Já faz um ano que a maior parte das crianças e jovens brasileiros precisou alterar completamente sua rotina de estudo para o ensino remoto. Depois de tanto tempo e de tantas experiências, há quem acredite que o país está preparado para encarar uma proposta que vem ganhando força junto a alguns setores da sociedade, o homeschooling. Nos últimos dias, um projeto que estava parado na Câmara dos Deputados desde dezembro de 2019 voltou a avançar na casa. Embora a vivência do ensino remoto seja uma realidade, é preciso cuidado para não confundi-la com a vivência real do homeschooling, modelo de ensino que ainda não é legalizado no Brasil e nem se assemelha ao que está sendo adotado devido à pandemia de Covid-19.
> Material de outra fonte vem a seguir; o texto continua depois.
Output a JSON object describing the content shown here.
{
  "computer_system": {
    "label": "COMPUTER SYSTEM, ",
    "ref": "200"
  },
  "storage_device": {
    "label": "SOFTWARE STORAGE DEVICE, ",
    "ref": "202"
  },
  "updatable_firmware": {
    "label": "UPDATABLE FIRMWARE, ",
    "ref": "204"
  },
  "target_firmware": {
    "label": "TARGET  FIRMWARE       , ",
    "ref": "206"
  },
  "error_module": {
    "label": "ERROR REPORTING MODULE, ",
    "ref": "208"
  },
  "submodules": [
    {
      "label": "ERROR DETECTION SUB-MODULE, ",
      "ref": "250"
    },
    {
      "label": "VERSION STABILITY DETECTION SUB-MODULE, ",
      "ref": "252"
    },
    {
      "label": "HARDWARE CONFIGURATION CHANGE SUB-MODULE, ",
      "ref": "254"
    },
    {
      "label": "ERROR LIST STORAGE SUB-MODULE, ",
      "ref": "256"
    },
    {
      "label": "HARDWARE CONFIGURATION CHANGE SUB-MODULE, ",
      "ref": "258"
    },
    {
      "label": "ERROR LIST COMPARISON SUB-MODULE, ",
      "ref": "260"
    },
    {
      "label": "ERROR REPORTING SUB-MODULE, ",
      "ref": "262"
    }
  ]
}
Ao longo do ano letivo de 2020, os estudantes
brasileiros precisaram se manter longe das salas de aula como medida de redução
da contaminação pelo novo coronavírus. No ensino remoto, as crianças recebem
orientações, direcionamentos e atividades por meio de uma instituição de
ensino. As realidades são muito diversas e, enquanto há estudantes que
conseguiram acompanhar de forma satisfatória os conteúdos propostos, outros
sequer têm a estrutura básica necessária para assistir às aulas ou realizar as
atividades. Dificuldades no acesso à internet, falta de um ambiente adequado
para fazer as tarefas e avaliações, acesso restrito até mesmo a uma alimentação
saudável e de qualidade são, infelizmente, questões cotidianas para muitos
jovens em todas as regiões do país.
A escola precisou se esforçar para manter essas
crianças matriculadas e frequentando as aulas, ainda que on-line. Isso foi
possível ora por meio de aulas síncronas, ora com vídeos - e com muito trabalho
extra de professores e equipes pedagógicas que, muitas vezes, foram até a casa
de muitos de seus alunos para entregar materiais, solucionar dúvidas, prestar
apoio pedagógico e emocional. Mas a realidade do Brasil apresenta dificuldades
nessa condução. Nosso país é continental e a pobreza tem se aprofundado durante
a pandemia. Um enorme número de famílias depende de ajuda governamental para
situações básicas de subsistência. Por mais que a escola trabalhe para
minimizar os danos, muitas crianças foram prejudicadas por não terem condições
mínimas de aprendizagem.
Mesmo sem formação adequada, tecnologias ou
metodologias, as escolas tiveram que se reinventar e têm cumprido seu papel da
melhor forma possível nesse novo contexto. No entanto, não se pode assegurar
que o modelo atual funcione para todos e que garanta aprendizagem. E, se o
modelo não é o ideal, também está longe de ser um simulacro do que seria o homeschooling.
Essa modalidade de ensino se dá quando a família
opta por fazer os estudos dos filhos inteiramente em casa. Para isso pode-se ou
não contratar um professor particular, mas uma característica é certa: no homeschooling,
não há, em nenhum nível, contato ou orientação de uma instituição de ensino. A
realidade imposta pela pandemia de Covid-19 é muito diferente da que nossos
estudantes conheciam até 2020, mas não serve como parâmetro para que seja
comparada com o exercício do ensino pelos próprios pais ou por professores
desvinculados de unidades de ensino tradicionais.
É justo reconhecer que, ao longo do último ano, o
papel dos pais, responsáveis e familiares no processo de ensino e aprendizagem
foi ampliado pelas circunstâncias. Principalmente no caso das crianças mais
novas, esses familiares precisaram atuar como mediadoras dos conteúdos. A maior
parte deles, entretanto, não foi preparada para desempenhar essa função. Além
disso, todo o conteúdo vem sendo preparado e organizado de forma didática pelas
escolas.
Debater a possibilidade da adoção do homeschooling
é uma prerrogativa das instâncias legislativas brasileiras, mas não se pode
tomar como base argumentativa para isso uma experiência de ensino remoto que
vem sendo improvisada para reduzir prejuízos, às custas de muito esforço por
parte das equipes escolares. Os seres humanos são seres sociais e precisam da
interação para que as competências socioemocionais se consolidem. Para além dos
conteúdos e do conhecimento acadêmico, espera-se que a escola seja um espaço de
convívio, inclusão social e respeito à diversidade.
Pedro Lino - supervisor
pedagógico da área pública do Sistema de Ensino Aprende Brasil.